Bisnis.com, MALANG – PT Pembangkit Listrik Negara (Persero) (PLN) menargetkan penggunaan pelet untuk campuran batu bara di PLTU Jeranjang, Lombok, mencapai sebanyak 5% dari kebutuhan total batu bara. Apa tanggapan Kemenperin?
Kepala Pusat Industri Hijau Kemenperin Teddy Sianturi mengatakan pihaknya sedang berusaha unutk membuat bahan bakar dari sampah dengan melakukan dekomposisi termokimia melalui proses pemanasan dengan—tanpa atau sediki—oksigen atau reaksi kimia lainnya (Pirolisis).
Teddy berujar, pihaknya menargetkan akan ada 12 Pembangkit Listrik Tenaga Sampah (PLTSa) yang akan dibangun hingga 2025. “[Kemenperin] sangat mendukung [iisiasi PLN} karena program kami ada RDF [refused derive fuel] pada kiln di industri semen,” ucapnya kepada Bisnis, Kamis (4/7/2019).
Namun demikian, Teddy sependapat dengan pernyataan bahwa pengubahan sampah menjadi energi seharusnya hanya sampah yang bisa didaur ulang (BDU) atau tidak ada nilainya seperti kemasan plastik multi-layer, kantong plastik, dan residual plasticwaste.
Adapun Kementerian Pekerjaan Umum dan Perumahan Rakyat sedang mengembangkan penggunaan sampah plastik sebagai bahan campuran pembuatan jalan.
Seperti diberitakan Bisnis, Pelaksana Tugas Executive Vice President Corporate Communication & CSR PLN Dwi Suryo Abdullah mengatakan, perseroan menargetkan penggunaan pelet untuk campuran batu bara di PLTU Jeranjang mencapai 5%. Penggunaan pelet lebih murah dibandingkan batu bara.
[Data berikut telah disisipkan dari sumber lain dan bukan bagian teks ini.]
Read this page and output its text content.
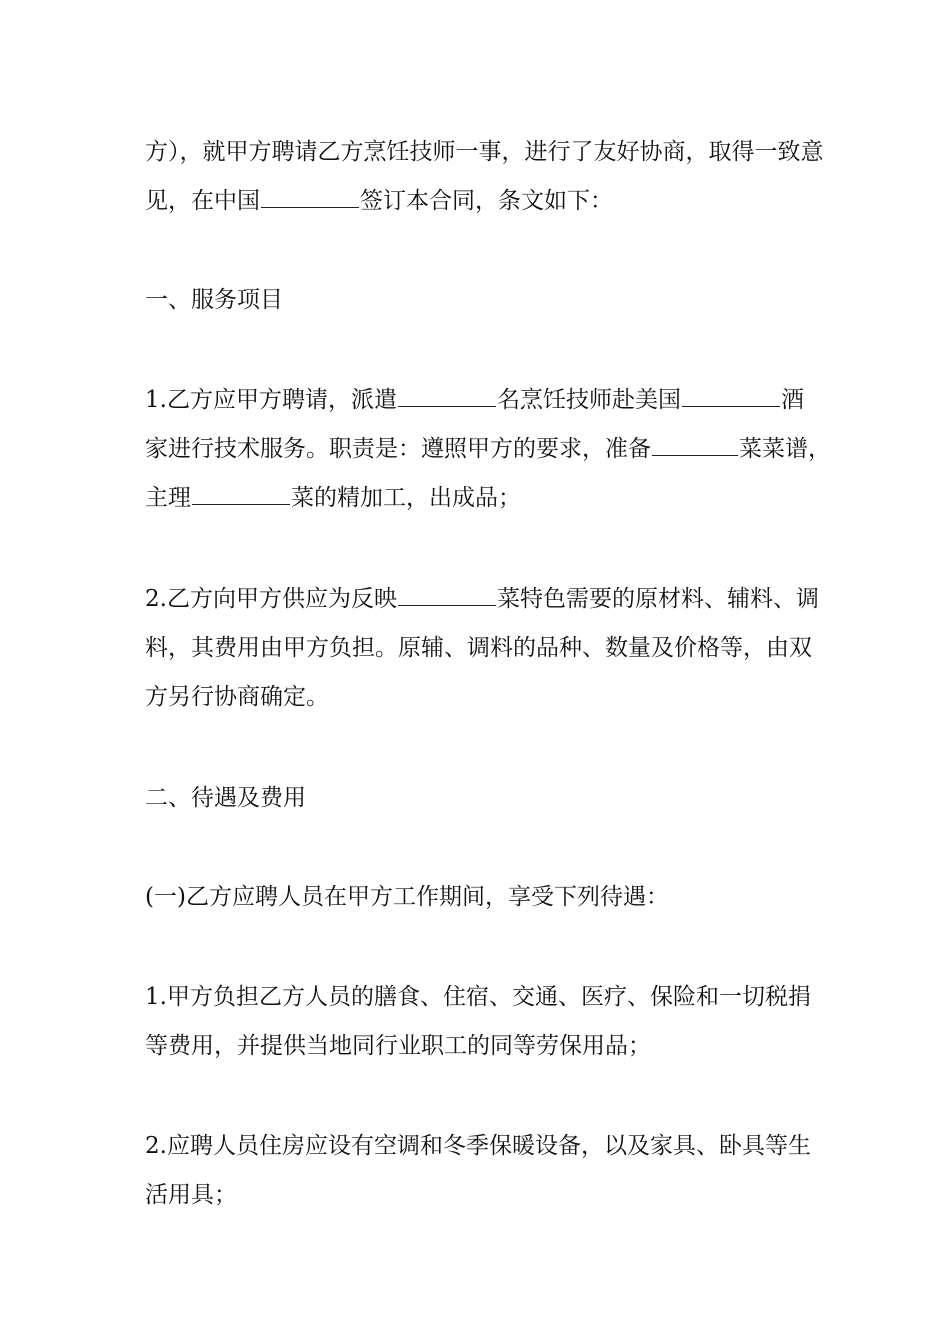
方），就甲方聘请乙方烹饪技师一事，进行了友好协商，取得一致意
见，在中国	签订本合同，条文如下：
一、服务项目
1.乙方应甲方聘请，派遣	名烹饪技师赴美国	酒
家进行技术服务。职责是：遵照甲方的要求，准备	菜菜谱，
主理	菜的精加工，出成品；
2.乙方向甲方供应为反映	菜特色需要的原材料、辅料、调
料，其费用由甲方负担。原辅、调料的品种、数量及价格等，由双
方另行协商确定。
二、待遇及费用
(一)乙方应聘人员在甲方工作期间，享受下列待遇：
1.甲方负担乙方人员的膳食、住宿、交通、医疗、保险和一切税捐
等费用，并提供当地同行业职工的同等劳保用品；
2.应聘人员住房应设有空调和冬季保暖设备，以及家具、卧具等生
活用具；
Sebagai gambaran, harga batu bara mencapai Rp700 per kg, sedangkan harga pelet hanya Rp300 per kg.
Pelet tersebut merupakan hasil pengolahan sampah di Klungkung, Bali. Kegiatan ini merupakan program unggulan Corporate Social Responsibility (CSR) PT Indonesia Power yakni Tempat Olah Sampah Setempat (TOSS) yang memberdayakan masyarakat sekitar dengan mengolah sampah menjadi pellet untuk bahan bakar kompor memasak.
Pemanfaatan pelet kemudian juga digunakan sebagai campuran batubara low rank untuk energi primer pembangkit listrik. "Saat ini masih dalam tahapan uji coba."